Но Дикун не унимался.
— Расскажи, Леонтий, что знаешь, про Пугача.
Над лесом с криком пролетела воронья стая.
— Падаль почуяли, — будто не слыша, о чём говорит Федор, сказал Малов.
— Что ж не отвечаешь? Либо не слыхал ты про Пугача? Говорят, за народ он был?
— Зарядил все Пугач да Пугач, — недовольно перебил Леонтий. — Кому Пугач был, а кому царь Петр Федорович…

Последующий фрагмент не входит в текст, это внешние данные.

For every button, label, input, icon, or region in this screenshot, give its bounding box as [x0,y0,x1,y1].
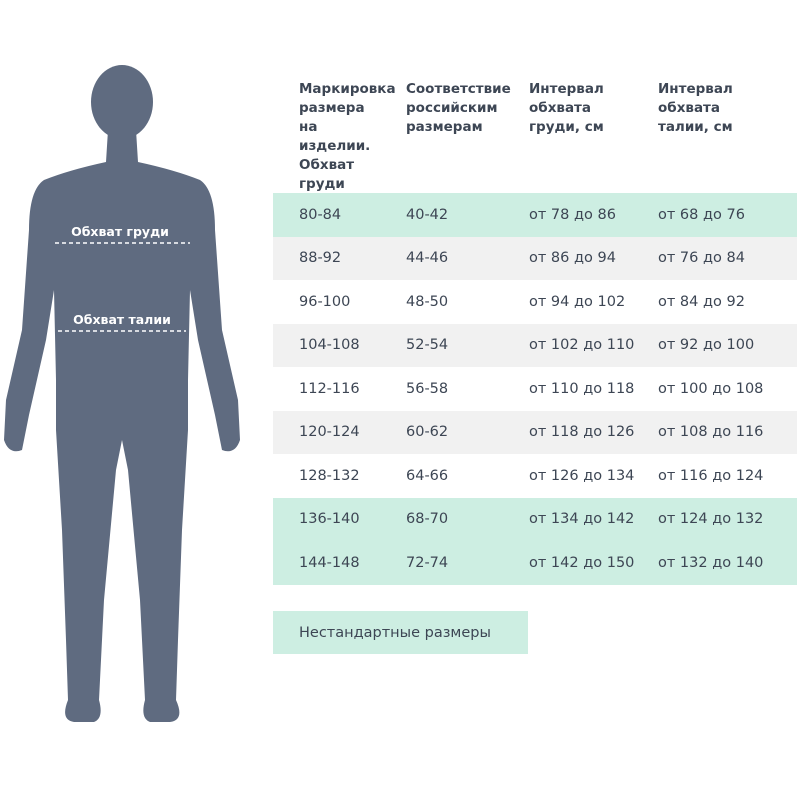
table-cell: 64-66 [406,467,449,484]
table-cell: от 124 до 132 [658,511,764,528]
table-row: 80-84 40-42 от 78 до 86 от 68 до 76 [273,193,797,237]
head [91,65,153,139]
table-cell: от 126 до 134 [529,467,635,484]
table-cell: 128-132 [299,467,360,484]
body-figure: Обхват груди Обхват талии [4,65,240,722]
table-cell: от 84 до 92 [658,293,745,310]
table-cell: от 100 до 108 [658,380,764,397]
table-cell: от 118 до 126 [529,424,635,441]
table-cell: от 142 до 150 [529,554,635,571]
table-cell: 136-140 [299,511,360,528]
table-cell: 112-116 [299,380,360,397]
header-cell: Интервал обхвата талии, см [658,81,733,135]
waist-label: Обхват талии [73,312,171,327]
table-cell: 80-84 [299,206,342,223]
table-cell: от 68 до 76 [658,206,745,223]
table-body: 80-84 40-42 от 78 до 86 от 68 до 76 88-92 44-… [273,193,797,585]
table-row: 96-100 48-50 от 94 до 102 от 84 до 92 [273,280,797,324]
table-cell: от 134 до 142 [529,511,635,528]
table-row: 144-148 72-74 от 142 до 150 от 132 до 140 [273,541,797,585]
table-row: 128-132 64-66 от 126 до 134 от 116 до 124 [273,454,797,498]
size-table: Маркировка размера на изделии. Обхват гр… [273,80,797,585]
table-cell: от 76 до 84 [658,250,745,267]
table-cell: 60-62 [406,424,449,441]
table-cell: от 94 до 102 [529,293,626,310]
table-cell: 52-54 [406,337,449,354]
table-cell: 40-42 [406,206,449,223]
table-cell: 56-58 [406,380,449,397]
header-cell: Маркировка размера на изделии. Обхват гр… [299,81,396,192]
table-cell: 68-70 [406,511,449,528]
table-cell: от 108 до 116 [658,424,764,441]
table-cell: от 132 до 140 [658,554,764,571]
table-cell: от 92 до 100 [658,337,755,354]
table-row: 136-140 68-70 от 134 до 142 от 124 до 132 [273,497,797,541]
table-row: 104-108 52-54 от 102 до 110 от 92 до 100 [273,323,797,367]
table-cell: 72-74 [406,554,449,571]
table-cell: 96-100 [299,293,351,310]
table-cell: от 116 до 124 [658,467,764,484]
table-cell: 44-46 [406,250,449,267]
table-cell: 88-92 [299,250,342,267]
table-cell: от 110 до 118 [529,380,635,397]
table-cell: 48-50 [406,293,449,310]
body-silhouette [4,130,240,722]
table-cell: от 102 до 110 [529,337,635,354]
table-row: 112-116 56-58 от 110 до 118 от 100 до 108 [273,367,797,411]
table-cell: 104-108 [299,337,360,354]
chest-label: Обхват груди [71,224,169,239]
table-cell: 120-124 [299,424,360,441]
note: Нестандартные размеры [273,611,528,654]
table-cell: от 78 до 86 [529,206,616,223]
table-cell: 144-148 [299,554,360,571]
table-header: Маркировка размера на изделии. Обхват гр… [273,80,797,193]
table-cell: от 86 до 94 [529,250,616,267]
table-row: 120-124 60-62 от 118 до 126 от 108 до 116 [273,410,797,454]
header-cell: Соответствие российским размерам [406,81,511,135]
table-row: 88-92 44-46 от 86 до 94 от 76 до 84 [273,236,797,280]
header-cell: Интервал обхвата груди, см [529,81,604,135]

Лицо Леонтия стало жёстким.
— Пугачом для помещиков он был да для тех, кто с нашего бедняка шкуру драл, а нам, таким, как я да ты, — царь! Наш, мужицкий царь… Понял? — И глубоко вздохнув, задумчиво, будто вспоминая, начал: — А видеть я его, и впрямь, самолично видел, вот как тебя. Летом это было, засуха захватила нашу деревню. Ни одного дождя не перепало, всё высохло, выгорело на корню. Мор начался. Сначала детишки малые, затем старики помирать стали… Помню, как сейчас, — пошли мы миром к помещику, отцу нынешнего барина, так и так, мол, просим, на колени стали… А он выслушал нас да и говорит: «Это вас бог за грехи ваши наказывает, и я против бога не пойду». Намекал, значит, на тот случай, что кто‑то ему осенью конюшню подпалил. Полдня простояли мы на коленях, а к вечеру велел он нам выдать мякины по десять горстей на душу. Обида нас взяла — горе такое, а он насмехается. Добро б у самого хлеба не было, а то знали, что четыре амбара пшеницей засыпано. В ту пору как раз пошёл слушок, что объявился царь Петр Федорович и идёт он престол свой законный отбирать у неверной жены своей Катерины. И тот царь Петр народ везде поднимает и помещиков карает. Верили мы тем слухам и не верили… Только однажды через месяц видим, забегали в имении, засуетились, подводы грузят, карету подают. Шепнул мне один дворовый: «Пугач, дескать, рядом объявился». Эге, думаю, верно то не Пугач, а сам царь наш батюшка Петр Федорович. А Пугачом его помещики назвали, потому, значит, что крут был он с их братом. Пужал их, как надо.
К вечеру отряд к нам пришёл — казаки, крестьяне. Немалый отряд, целая армия… Вот тут и увидели мы государя нашего. Перво–наперво он нас к ответу призвал, как‑де смели мы дать убечь барину своему, почему не изловили и к нему на суд не представили… А потом сказал, что свободны мы, и отдаёт он нам то зерно, кое в амбарах хранится у барина, и все имущество барского имения.
Так‑то, Федор! Крут был Петр Федорович, не одного пана на перекладину отправил. А нашему брату, крестьянину, милость оказывал, волю давал, землю. За то мы ему премного обязаны были, поддержку оказывали. Вся Волга за него была, казаки яицкие, донские поддерживали.,. Да не только русский люд в его войске был. Инородцы — башкиры, мордва, чуваши — все тянулись под его руку, за ним шли, и всех миловал, всем свободу давал.. Правду он видел и берег её паче глаза… Не продай его казачья старшина, были бы мы все сейчас люди вольные и никто бы не смел чинить нам обид.